Management have been outsourcing and privatising cleaning, catering, portering and many other essential jobs in the NHS for decades. The private firms have made their profits by eroding workers’ terms and conditions and driving down pay. NHS management have ignored the arguments made by trade unions that degrading workers’ rights makes the NHS less safe for patients. The scramble at the beginning of March to ensure all outsourced workers received paid sick and isolation pay was an admission of their gross failure to protect patient safety. Coronavirus is not the first infectious disease and will not be the last. All workers need rights to paid sick leave to keep our workplaces safe, especially those workplaces that care for the sick and vulnerable.
NHS workers are continuing to press for this policy to be more widely known and campaigning to ensure that it is being implemented in all NHS workplaces.

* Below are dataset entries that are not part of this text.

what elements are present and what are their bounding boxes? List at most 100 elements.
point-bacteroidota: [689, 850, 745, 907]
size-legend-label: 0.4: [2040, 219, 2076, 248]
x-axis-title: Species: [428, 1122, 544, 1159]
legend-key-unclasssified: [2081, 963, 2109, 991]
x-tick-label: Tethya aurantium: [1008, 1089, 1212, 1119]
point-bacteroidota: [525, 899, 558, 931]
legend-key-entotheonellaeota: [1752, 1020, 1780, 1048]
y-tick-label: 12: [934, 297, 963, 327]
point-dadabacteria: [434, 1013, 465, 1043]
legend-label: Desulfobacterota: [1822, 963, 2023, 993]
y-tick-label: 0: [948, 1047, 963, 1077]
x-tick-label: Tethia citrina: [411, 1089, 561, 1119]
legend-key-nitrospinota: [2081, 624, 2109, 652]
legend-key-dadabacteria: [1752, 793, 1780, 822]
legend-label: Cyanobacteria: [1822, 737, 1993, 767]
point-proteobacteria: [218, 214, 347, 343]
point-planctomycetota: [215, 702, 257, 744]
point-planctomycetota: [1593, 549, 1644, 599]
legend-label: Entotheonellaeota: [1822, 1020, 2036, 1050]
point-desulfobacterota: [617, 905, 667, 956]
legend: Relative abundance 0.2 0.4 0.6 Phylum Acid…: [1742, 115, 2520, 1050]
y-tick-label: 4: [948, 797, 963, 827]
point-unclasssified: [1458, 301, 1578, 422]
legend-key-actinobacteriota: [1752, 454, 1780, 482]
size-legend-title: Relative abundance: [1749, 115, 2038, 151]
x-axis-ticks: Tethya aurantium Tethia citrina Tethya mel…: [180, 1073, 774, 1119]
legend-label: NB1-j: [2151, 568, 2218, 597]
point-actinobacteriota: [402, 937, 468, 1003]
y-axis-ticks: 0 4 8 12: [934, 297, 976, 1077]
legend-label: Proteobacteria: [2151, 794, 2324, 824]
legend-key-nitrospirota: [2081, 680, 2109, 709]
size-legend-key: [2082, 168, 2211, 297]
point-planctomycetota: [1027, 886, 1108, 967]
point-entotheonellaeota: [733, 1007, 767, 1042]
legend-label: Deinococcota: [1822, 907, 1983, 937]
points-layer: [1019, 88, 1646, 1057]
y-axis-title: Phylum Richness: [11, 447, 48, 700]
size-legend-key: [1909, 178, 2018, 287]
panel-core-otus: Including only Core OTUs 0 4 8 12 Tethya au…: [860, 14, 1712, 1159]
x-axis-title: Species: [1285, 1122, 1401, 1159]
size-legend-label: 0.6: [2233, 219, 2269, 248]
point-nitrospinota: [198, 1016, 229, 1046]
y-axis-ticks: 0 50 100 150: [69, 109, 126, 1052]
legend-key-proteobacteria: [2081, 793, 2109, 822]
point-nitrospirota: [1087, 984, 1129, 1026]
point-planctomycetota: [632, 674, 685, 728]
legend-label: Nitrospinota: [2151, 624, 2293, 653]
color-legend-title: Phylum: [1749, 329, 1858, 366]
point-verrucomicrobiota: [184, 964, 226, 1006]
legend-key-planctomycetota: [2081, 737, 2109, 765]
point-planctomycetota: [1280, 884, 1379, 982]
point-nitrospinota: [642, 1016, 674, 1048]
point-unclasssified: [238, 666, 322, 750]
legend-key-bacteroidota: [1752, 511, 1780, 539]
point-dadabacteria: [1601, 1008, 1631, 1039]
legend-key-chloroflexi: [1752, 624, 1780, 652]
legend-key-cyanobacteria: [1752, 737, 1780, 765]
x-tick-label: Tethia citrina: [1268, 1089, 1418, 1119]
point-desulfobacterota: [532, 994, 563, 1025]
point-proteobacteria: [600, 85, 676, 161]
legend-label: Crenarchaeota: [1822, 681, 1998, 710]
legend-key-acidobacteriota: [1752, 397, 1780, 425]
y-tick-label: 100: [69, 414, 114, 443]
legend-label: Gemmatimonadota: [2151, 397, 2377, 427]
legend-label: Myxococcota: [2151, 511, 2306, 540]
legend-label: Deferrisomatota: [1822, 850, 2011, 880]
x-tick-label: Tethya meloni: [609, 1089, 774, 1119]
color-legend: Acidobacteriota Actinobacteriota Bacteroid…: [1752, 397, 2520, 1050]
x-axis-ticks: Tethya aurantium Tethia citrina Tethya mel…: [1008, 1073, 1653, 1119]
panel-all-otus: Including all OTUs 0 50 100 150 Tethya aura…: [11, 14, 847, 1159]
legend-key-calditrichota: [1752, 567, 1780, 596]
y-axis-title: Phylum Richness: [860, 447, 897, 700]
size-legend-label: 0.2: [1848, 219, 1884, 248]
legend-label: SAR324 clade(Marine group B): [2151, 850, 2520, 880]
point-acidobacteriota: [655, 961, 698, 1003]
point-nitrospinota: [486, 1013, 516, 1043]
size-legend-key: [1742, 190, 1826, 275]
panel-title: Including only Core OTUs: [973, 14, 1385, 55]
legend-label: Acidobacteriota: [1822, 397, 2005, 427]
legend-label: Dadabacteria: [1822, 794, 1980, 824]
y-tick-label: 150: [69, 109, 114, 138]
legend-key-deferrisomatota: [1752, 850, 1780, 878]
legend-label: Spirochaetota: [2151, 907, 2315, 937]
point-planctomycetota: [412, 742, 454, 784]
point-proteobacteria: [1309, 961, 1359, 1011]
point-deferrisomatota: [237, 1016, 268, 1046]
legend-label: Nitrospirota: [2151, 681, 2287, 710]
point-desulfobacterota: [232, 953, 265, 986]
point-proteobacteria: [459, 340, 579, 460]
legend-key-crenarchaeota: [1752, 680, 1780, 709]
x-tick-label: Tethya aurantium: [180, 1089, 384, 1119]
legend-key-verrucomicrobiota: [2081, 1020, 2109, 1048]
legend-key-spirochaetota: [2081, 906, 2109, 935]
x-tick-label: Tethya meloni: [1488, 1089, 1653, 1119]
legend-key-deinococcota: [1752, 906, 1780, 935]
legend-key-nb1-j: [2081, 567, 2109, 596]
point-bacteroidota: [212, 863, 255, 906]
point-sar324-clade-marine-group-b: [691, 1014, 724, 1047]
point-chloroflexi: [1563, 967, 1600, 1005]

But if the policy is “essential” in the NHS then it is essential for all workers who are working through this pandemic. It is with this goal that we have linked up with supermarket workers, care workers, transport workers and others to launch Safe and Equal: Full sick and self-isolation pay for all.
The pandemic shows that the safety of everyone depends on us reversing decades of privatisation and outsourcing and have a massive levelling up so that all workers enjoy basic rights to paid leave, guaranteed hours, trade union recognition and decent pay.